Apple Shows Ominous Power in U2 Release

iTunes Store - iPad_MBP_iPhone Apple's September 9th keynote ended with a concert from rock band U2 and the announcement that the band's latest album, Songs of Innocence, would be released for free on iTunes. What Apple somewhat touched upon, but didn't really mention, was that the album would be added automatically to every iTunes user's library whether the user wanted the album. When I first learned about this publicity move, I immediately checked the Music app on my iPad. Sure enough, there was U2's album sitting in my library, ready to be downloaded from Apple's servers. This move caused quite a stir online, yielding both positive and negative reactions, but mostly negative. The response was so strong that Apple created a support page with a step-by-step process on how to remove the album from one's iTunes library.

Apple Spilled U2 in my iTunes

I'm not really a fan of U2. They made some good singles, but I never actively sought out to listen to one of their albums in the past, and I probably won't in the future. When I first found Apple had spilled U2 in my iTunes, I didn't think too much of it. It was added to my iTunes cloud, and I could download it later whenever I want what whatever Apple device I choose. I enjoy free music and frequently check the Google Play Store, Amazon, and iTunes for new free music downloads. It helps me explore my musical tastes and branch out to find new artists. When Apple gave me a free album from what, in my opinion, is a moderately good artist I thought "Ok, free music. Great." If I didn't like some songs, I would just do what I do with every other song I don't like: I delete it from my library. No harm, no foul. Then I reflected upon the stunt Apple pulled with this U2 album a little more.

Apple Put U2 in my iTunes

I'm sure Apple had the best intentions in mind. CEO Tim Cook and even former CEO and the late Steve Jobs repeated that Apple has a passion for music, so releasing a brand new album exclusively on iTunes from the same band which Apple designed a special edition iPod for made sense. It's clear that Apple loves U2, and Apple wanted to share that love by giving U2's music to their users. Of course, Apple gets the side-effect of being able to tout that U2's album release is the largest in history at the same time. I imagine it's easy to say that when you force an album into the libraries of approximately 800+ million iTunes accounts. This action has broader implications, in my opinion.

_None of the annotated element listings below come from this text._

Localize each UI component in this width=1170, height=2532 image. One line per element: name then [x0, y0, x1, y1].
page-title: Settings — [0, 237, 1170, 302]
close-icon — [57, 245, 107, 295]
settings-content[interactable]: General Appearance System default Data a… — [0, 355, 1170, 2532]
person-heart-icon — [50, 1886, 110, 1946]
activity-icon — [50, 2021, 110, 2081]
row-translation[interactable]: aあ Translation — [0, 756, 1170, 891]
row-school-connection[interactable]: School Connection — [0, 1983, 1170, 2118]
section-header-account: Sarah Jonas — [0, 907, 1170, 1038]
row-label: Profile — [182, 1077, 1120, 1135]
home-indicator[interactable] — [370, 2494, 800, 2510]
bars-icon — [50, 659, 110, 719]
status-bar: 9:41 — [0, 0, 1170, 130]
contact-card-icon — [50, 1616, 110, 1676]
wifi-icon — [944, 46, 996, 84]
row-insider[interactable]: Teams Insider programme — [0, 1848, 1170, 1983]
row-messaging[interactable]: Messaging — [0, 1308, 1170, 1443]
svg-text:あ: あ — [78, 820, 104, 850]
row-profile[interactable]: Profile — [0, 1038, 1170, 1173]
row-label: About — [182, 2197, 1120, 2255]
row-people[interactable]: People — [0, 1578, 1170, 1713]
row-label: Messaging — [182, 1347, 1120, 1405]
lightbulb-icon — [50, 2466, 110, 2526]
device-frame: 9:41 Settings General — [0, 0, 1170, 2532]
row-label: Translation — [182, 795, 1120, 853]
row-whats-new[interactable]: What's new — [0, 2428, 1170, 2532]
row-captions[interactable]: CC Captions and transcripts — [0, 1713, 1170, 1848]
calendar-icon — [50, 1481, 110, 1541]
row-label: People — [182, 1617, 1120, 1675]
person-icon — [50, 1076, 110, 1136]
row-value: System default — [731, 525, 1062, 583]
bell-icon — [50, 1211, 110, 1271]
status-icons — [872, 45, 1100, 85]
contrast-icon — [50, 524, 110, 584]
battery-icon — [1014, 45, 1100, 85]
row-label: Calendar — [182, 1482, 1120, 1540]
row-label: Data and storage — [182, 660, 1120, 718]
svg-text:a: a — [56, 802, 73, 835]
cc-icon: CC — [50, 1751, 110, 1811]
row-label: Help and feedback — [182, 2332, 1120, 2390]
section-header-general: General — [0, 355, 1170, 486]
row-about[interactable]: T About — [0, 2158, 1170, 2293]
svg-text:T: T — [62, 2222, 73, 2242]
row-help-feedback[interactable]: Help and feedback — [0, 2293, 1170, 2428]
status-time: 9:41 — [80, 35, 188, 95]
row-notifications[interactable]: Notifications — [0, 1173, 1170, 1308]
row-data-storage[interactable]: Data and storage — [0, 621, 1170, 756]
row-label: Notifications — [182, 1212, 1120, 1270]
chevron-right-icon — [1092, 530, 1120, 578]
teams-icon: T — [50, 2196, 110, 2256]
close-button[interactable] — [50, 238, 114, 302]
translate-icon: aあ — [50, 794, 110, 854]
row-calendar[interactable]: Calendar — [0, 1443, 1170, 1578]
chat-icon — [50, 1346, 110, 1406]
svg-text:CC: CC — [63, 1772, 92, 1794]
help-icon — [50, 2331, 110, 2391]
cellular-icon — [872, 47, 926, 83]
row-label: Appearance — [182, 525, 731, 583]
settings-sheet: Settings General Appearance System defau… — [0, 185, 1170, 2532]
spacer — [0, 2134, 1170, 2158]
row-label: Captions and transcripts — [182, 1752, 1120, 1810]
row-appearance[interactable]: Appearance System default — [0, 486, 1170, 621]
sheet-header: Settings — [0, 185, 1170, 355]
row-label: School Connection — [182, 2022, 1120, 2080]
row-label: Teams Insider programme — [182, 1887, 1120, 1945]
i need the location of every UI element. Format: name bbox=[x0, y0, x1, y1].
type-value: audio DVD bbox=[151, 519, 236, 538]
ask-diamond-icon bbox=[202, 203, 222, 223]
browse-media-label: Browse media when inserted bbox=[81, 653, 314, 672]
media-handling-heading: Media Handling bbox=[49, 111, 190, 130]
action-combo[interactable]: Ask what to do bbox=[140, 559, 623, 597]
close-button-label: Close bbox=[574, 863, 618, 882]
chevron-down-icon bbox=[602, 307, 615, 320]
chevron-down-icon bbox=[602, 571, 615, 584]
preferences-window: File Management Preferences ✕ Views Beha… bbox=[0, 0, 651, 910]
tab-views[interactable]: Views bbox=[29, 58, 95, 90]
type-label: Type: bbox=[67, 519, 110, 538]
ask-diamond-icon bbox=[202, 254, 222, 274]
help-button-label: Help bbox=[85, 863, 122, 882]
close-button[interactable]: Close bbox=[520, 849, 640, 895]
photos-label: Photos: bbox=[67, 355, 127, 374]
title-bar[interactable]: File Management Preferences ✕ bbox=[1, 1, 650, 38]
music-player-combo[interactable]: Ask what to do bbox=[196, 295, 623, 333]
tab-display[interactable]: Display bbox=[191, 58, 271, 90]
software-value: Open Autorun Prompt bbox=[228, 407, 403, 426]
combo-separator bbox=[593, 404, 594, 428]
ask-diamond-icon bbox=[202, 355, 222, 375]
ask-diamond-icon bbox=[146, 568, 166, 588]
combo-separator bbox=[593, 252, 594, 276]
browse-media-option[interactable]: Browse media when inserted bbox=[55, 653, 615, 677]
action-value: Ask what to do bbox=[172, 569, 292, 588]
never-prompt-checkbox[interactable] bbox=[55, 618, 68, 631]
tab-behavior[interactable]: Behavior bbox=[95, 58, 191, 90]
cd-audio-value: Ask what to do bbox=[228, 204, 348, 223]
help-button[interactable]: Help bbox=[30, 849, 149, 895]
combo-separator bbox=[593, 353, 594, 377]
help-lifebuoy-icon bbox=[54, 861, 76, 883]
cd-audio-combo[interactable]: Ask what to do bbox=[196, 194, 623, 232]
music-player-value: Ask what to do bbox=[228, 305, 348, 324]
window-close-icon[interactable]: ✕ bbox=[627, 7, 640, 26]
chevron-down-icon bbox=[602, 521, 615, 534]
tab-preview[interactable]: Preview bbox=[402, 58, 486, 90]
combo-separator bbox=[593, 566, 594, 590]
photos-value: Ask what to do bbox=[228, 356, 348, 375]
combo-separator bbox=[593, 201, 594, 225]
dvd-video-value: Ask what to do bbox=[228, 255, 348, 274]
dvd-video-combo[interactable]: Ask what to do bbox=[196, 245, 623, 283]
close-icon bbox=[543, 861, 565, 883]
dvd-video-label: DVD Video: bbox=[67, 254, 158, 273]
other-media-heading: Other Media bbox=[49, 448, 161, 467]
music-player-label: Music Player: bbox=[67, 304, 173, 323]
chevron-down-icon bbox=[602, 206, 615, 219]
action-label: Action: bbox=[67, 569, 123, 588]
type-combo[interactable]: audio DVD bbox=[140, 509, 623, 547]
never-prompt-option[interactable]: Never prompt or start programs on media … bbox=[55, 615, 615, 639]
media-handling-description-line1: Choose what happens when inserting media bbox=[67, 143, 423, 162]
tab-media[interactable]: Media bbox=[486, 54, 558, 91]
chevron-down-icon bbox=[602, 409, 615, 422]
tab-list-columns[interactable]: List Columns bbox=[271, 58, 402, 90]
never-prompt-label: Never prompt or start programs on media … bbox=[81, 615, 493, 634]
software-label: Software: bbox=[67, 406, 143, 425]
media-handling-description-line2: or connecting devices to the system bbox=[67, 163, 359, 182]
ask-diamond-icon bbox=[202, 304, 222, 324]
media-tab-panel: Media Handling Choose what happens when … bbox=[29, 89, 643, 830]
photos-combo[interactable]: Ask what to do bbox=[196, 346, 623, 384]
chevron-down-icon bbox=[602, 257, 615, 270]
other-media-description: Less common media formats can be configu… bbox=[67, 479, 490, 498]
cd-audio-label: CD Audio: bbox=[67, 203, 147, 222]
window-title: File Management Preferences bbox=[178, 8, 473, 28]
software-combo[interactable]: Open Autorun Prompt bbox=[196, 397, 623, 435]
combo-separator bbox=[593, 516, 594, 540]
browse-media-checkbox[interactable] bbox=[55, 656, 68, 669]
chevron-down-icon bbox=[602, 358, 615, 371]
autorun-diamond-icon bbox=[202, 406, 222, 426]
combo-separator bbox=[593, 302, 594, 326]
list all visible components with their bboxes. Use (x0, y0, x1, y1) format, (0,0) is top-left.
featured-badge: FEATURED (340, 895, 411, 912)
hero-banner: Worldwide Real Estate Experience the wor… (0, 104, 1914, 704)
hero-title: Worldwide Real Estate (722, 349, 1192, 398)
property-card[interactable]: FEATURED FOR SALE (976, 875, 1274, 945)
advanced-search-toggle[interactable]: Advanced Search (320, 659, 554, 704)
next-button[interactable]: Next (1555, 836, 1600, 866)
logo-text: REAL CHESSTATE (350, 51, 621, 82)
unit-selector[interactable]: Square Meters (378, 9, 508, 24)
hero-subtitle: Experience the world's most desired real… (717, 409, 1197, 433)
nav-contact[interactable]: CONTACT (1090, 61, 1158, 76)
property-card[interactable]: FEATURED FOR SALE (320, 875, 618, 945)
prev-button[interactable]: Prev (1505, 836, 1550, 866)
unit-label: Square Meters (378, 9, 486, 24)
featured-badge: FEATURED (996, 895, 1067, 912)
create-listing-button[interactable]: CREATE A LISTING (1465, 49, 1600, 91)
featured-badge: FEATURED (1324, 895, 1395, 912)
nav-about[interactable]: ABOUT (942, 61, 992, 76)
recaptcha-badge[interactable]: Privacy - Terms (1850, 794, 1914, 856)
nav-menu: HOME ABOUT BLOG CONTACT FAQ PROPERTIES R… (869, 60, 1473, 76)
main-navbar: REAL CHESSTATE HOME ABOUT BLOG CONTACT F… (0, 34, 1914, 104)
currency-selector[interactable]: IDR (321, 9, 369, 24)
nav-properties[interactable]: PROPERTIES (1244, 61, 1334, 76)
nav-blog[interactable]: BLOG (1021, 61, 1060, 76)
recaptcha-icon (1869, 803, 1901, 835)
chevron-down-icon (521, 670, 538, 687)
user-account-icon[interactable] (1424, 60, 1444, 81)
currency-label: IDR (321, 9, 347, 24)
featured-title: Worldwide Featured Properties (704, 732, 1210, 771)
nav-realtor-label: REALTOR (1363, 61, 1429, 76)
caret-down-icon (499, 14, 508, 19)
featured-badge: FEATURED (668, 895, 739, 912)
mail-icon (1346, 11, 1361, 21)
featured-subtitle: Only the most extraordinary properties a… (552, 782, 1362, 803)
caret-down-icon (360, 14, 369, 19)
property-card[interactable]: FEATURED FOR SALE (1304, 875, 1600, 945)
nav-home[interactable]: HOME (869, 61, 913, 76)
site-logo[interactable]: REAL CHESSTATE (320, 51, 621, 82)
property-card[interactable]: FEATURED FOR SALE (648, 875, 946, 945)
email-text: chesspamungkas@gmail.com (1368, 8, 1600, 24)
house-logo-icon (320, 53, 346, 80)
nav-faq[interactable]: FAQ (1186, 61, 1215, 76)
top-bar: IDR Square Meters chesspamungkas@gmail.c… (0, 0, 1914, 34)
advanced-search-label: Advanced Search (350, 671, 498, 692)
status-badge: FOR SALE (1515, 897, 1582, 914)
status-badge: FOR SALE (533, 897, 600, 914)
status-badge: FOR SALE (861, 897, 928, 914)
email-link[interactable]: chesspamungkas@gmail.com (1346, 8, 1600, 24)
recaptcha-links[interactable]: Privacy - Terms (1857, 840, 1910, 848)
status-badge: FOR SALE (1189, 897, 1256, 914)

What I can't get past, despite Apple's best intentions, is that Apple forced something on me and millions of other people without our consent. One quick look at Twitter shows confusion, anger, and feelings of an invasion of privacy at having this unknown U2 and their music mysteriously appear on people's iPhones, iPads, and iTunes libraries. Many didn't know it was the work of the very same company that sold them the products they use to listen to music, which Apple apparently paid upwards of $100 million to bring this album to everyone for free. Some people will brush this off as a case of others wining about getting something they didn't want for free, but I don't believe we should be so quick to dismiss this issue.

Harmless Intentions, Ominous Repercussions

This whole conundrum could have been easily avoided if Apple simply made the album free to download from iTunes and publicizing the album's availability instead of taking the short route and putting the album directly onto everyone's iTunes library. Even meaning the best, Apple has shown a potentially darker side of controlling an entire ecosystem and what power that holds. In this case, it was a harmless musical album - an album Apple was able to push out, virtually instantaneously, to millions of iTunes accounts world wide. Many of those that received this album had preferences set on their devices in such a way that the music was automatically downloaded to the device. Apple demonstrated its ability to put data on millions of devices regardless of customer consent whenever Apple wanted. This data could be anything from music, video, a much needed iOS software update, or even an app all because Apple deems it necessary be it for security, marketing, or whatever reason Apple wants. The implications, to me, are quite chilling.

Do I believe Apple has ill intentions to abuse this type of power? No. I hope Apple actually learned a valuable lesson about forcing something on their users and makes more careful, responsible decisions in the future. I do believe this is the biggest PR incident to happen with Apple since the Maps app fiasco in iOS 6 or the Antennagate debacle with the iPhone 4, but most of the press is missing the ramifications this forced album release shows: Apple can put whatever they want on your Apple-branded device, whenever they want. This ultimately leads to the question of, "How much does one trust Apple to make the right decisions from here on out?" Personally, I still hold a great deal of trust in Apple and hope they continue on with a responsible focus on security, quality, and integrity of their products.